April 21, 2020
Depending on who you ask you will get somewhat different definitions of what machine learning is. That should not be too surprising given that it is a hot and rapidly developing field. In addition, there is always a temptation to label something machine learning to elevate the status of a project regardless of whether it qualifies as machine learning or not. The tendency to use the name machine learning as a marketing label for a project or service contributes to the fuzziness of what constitutes true machine learning.
One common misconception is to define machine learning by the algorithm or technique used such as Random Forest or XGBoost being machine learning while logistic regression or other classical statistical techniques are not. In reality, almost any modeling technique can qualify as machine learning depending on how it is being used although some techniques might be easier and more powerful than others in terms of implementing actual machine learning.

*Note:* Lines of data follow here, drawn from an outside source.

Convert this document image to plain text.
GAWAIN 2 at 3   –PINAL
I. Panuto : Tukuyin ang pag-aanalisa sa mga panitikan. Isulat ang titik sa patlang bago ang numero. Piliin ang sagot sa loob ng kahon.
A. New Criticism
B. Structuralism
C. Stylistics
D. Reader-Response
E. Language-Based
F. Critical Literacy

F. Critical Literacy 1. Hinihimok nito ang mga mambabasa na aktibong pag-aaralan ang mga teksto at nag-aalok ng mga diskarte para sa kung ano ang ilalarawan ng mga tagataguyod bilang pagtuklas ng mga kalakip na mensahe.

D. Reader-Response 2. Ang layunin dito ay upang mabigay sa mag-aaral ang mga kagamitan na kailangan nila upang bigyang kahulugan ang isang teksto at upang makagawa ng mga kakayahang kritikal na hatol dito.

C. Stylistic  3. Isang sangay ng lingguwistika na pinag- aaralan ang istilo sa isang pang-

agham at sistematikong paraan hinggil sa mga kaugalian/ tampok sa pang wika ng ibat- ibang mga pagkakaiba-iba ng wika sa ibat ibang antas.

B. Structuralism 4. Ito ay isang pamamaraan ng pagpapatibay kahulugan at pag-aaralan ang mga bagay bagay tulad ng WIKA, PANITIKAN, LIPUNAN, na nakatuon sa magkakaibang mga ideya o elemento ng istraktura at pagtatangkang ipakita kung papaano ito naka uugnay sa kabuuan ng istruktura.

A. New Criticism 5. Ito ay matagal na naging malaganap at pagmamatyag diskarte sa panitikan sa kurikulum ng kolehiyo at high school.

Commonly used definitions for Machine learning can be placed in two categories. The first one focuses on the ability to fit a model without specific instructions, the definition below from SAS would fit into that category
“Machine learning is a method of data analysis that automates analytical model building.”
Under this definition one could make the argument that Random forest is machine learning while logistic regression is not. However, if we combine logistic regression with code to automate the variable selection, data imputation and variable transformation process, it would fit the above definition.
The second category of definitions focuses on the ability to learn and improve as new data become available in cases where the model is not static but change over time with the presence of new information. The definition below succinctly summarizes this concept.
“Machine learning is the concept that a computer program can learn and adapt to new data without human interference.”
Although this definition is in a way stricter than the former, a simple regression model with its parameters automatically tuned to adapt to new data would qualify as machine learning. However, a Random Forest model deployed without a mechanism to automatically update with new data would not qualify as machine learning.
Under either definition, machine learning is a type of data based predictive models attempting to predict future outcomes and can be used to solve a wide range of business problem. How does this relate to Artificial Intelligence (AI)?
Most definitions for AI are similar to the one provided by Britannica as shown below:
Artificial intelligence (AI), the ability of a digital computer or computer-controlled robot to perform tasks commonly associated with intelligent beings.
For something to be considered Artificial Intelligence, it requires certain level of intelligence to perform an action which can be informed by some form of machine learning model. In this context I would argue that the second definition of machine learning is the more appropriate one. Without the ability to improve the model based on outcomes and new data, I would not consider the system particularly intelligent, no matter what algorithm was used to fit the data.
Here is a real marketing example to fit it all together. A direct mail targeting model developed on historical campaign data and used to score a lead file would not really be considered machine learning regardless of technique used, at least not under the second more strict definition.
On the other hand, an online targeting model that continuously updates as consumers access the website and buy products would be machine learning. If algorithm is developed to use this model to automatically place bids on different search words and optimize bidding relative to a given marketing budget, then this is an AI system.